Erhaia is a genus of small to minute freshwater snails with a gill and an operculum, aquatic gastropod mollusks in the family Amnicolidae.

Erhaia is the type genus of the tribe Erhaiini, which is now a synonym of  the subfamily Amnicolinae.

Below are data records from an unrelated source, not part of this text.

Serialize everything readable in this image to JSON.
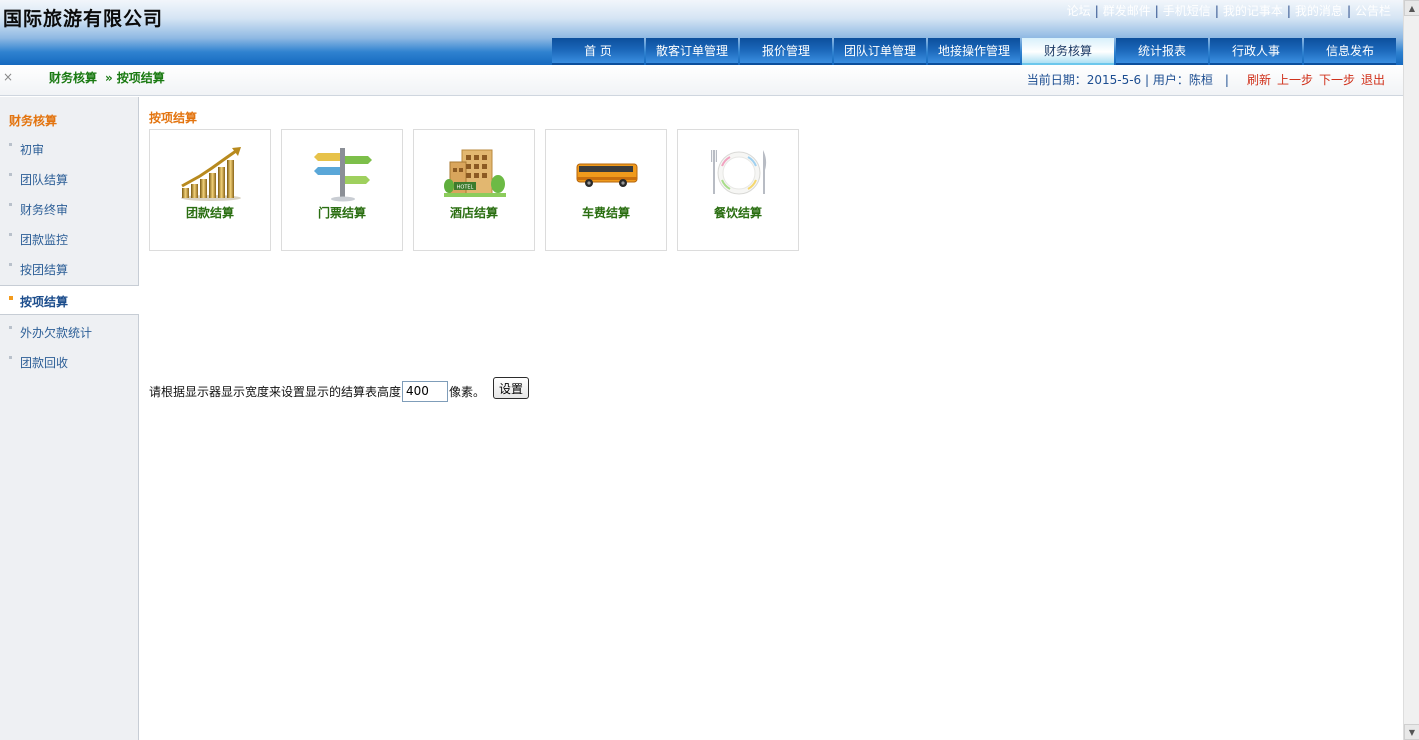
{
  "header": {
    "app_title": "国际旅游有限公司",
    "top_links": [
      "论坛",
      "群发邮件",
      "手机短信",
      "我的记事本",
      "我的消息",
      "公告栏"
    ],
    "nav_tabs": [
      {
        "label": "首 页",
        "active": false
      },
      {
        "label": "散客订单管理",
        "active": false
      },
      {
        "label": "报价管理",
        "active": false
      },
      {
        "label": "团队订单管理",
        "active": false
      },
      {
        "label": "地接操作管理",
        "active": false
      },
      {
        "label": "财务核算",
        "active": true
      },
      {
        "label": "统计报表",
        "active": false
      },
      {
        "label": "行政人事",
        "active": false
      },
      {
        "label": "信息发布",
        "active": false
      }
    ]
  },
  "breadcrumb": {
    "close_icon": "×",
    "root": "财务核算",
    "arrow": "»",
    "current": "按项结算"
  },
  "status": {
    "date_text": "当前日期：2015-5-6",
    "user_text": "用户：陈桓",
    "pipe": "|",
    "actions": [
      "刷新",
      "上一步",
      "下一步",
      "退出"
    ]
  },
  "sidebar": {
    "title": "财务核算",
    "items": [
      {
        "label": "初审",
        "active": false
      },
      {
        "label": "团队结算",
        "active": false
      },
      {
        "label": "财务终审",
        "active": false
      },
      {
        "label": "团款监控",
        "active": false
      },
      {
        "label": "按团结算",
        "active": false
      },
      {
        "label": "按项结算",
        "active": true
      },
      {
        "label": "外办欠款统计",
        "active": false
      },
      {
        "label": "团款回收",
        "active": false
      }
    ]
  },
  "content": {
    "section_title": "按项结算",
    "tiles": [
      {
        "label": "团款结算",
        "icon": "rising-bar-chart-icon"
      },
      {
        "label": "门票结算",
        "icon": "signpost-icon"
      },
      {
        "label": "酒店结算",
        "icon": "hotel-building-icon"
      },
      {
        "label": "车费结算",
        "icon": "bus-icon"
      },
      {
        "label": "餐饮结算",
        "icon": "plate-cutlery-icon"
      }
    ],
    "setting": {
      "prefix": "请根据显示器显示宽度来设置显示的结算表高度",
      "value": "400",
      "suffix": "像素。",
      "button_label": "设置"
    }
  },
  "scrollbar": {
    "up_arrow": "▲",
    "down_arrow": "▼"
  },
  "colors": {
    "header_blue": "#1669bf",
    "tab_active": "#e0f4fb",
    "breadcrumb_green": "#1a7a12",
    "title_orange": "#e3740f",
    "action_red": "#d0301a",
    "tile_label_green": "#2a6e11"
  }
}
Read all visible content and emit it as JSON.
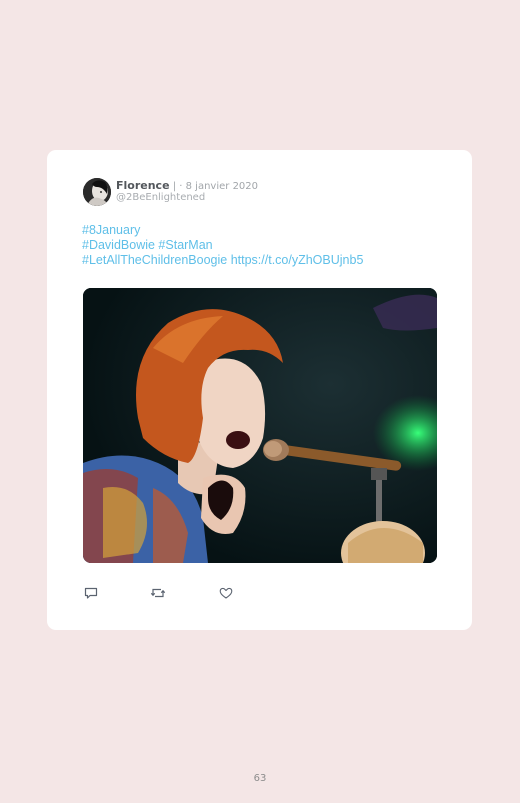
{
  "tweet": {
    "author_name": "Florence",
    "author_separator": " | ",
    "date": "· 8 janvier 2020",
    "handle": "@2BeEnlightened",
    "text_lines": [
      "#8January",
      "#DavidBowie #StarMan",
      "#LetAllTheChildrenBoogie https://t.co/yZhOBUjnb5"
    ],
    "media_icon": "video-still-singer-microphone"
  },
  "actions": [
    {
      "name": "reply",
      "icon": "speech-bubble-icon"
    },
    {
      "name": "retweet",
      "icon": "retweet-arrows-icon"
    },
    {
      "name": "like",
      "icon": "heart-icon"
    }
  ],
  "footer": {
    "page_number": "63"
  },
  "colors": {
    "page_background": "#f4e6e6",
    "card_background": "#ffffff",
    "link": "#5fbfe8",
    "name": "#53575c",
    "muted": "#a2a6aa",
    "icon": "#5b6370"
  }
}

Erhaia (also within the tribe Erhaiini) was originally described as a genus within the Pomatiopsidae in 1985, but Wilke et al. (2000, 2001) moved it to the Amnicolidae.

Distribution 
The distribution of Erhaia includes southern China and India.  The center of biodiversity of Erhaia in China is located in  the provinces of Hunan, Hubei and Sichuan. Distribution also includes Fujian Province. There is also scattered occurrences of Erhaia in Yunnan Province. These snails live in the Yangtze River drainage and in the Mekong River drainage (1 species).

Description 
The length of the shell of this species is up to 3.9 mm.

Species
Species within the genus Erhaia include:
 Erhaia daliensis Davis & Kuo, 1985
 Erhaia gongjianguoi (Kang, 1983)
 Erhaia hubiensis (Liu, Zhang & Wang, 1983)
 Erhaia jianouensis (Liu & Zhang, 1979)
 Erhaia kunmingensis Davis & Kuo, 1985
 Erhaia lii (Kang)
 Erhaia nainitalensis Davis & Rao, 1997
 Erhaia robusta (Kang, 1986)
 Erhaia sheminensis
 Erhaia wangchuki Gittenberger, Sherub & Stelbrink, 2017
 Erhaia wantanensis
 Erhaia wufengensis

Synonyms:
 Erhaia chinensis Davis et al. 1985 and Erhaia chinensis Davis & Kang, 1995 are synonyms of Chencuia chinensis Liu & Zhang, 1979

Ecology 
Erhaia lives in streams in mountainous areas.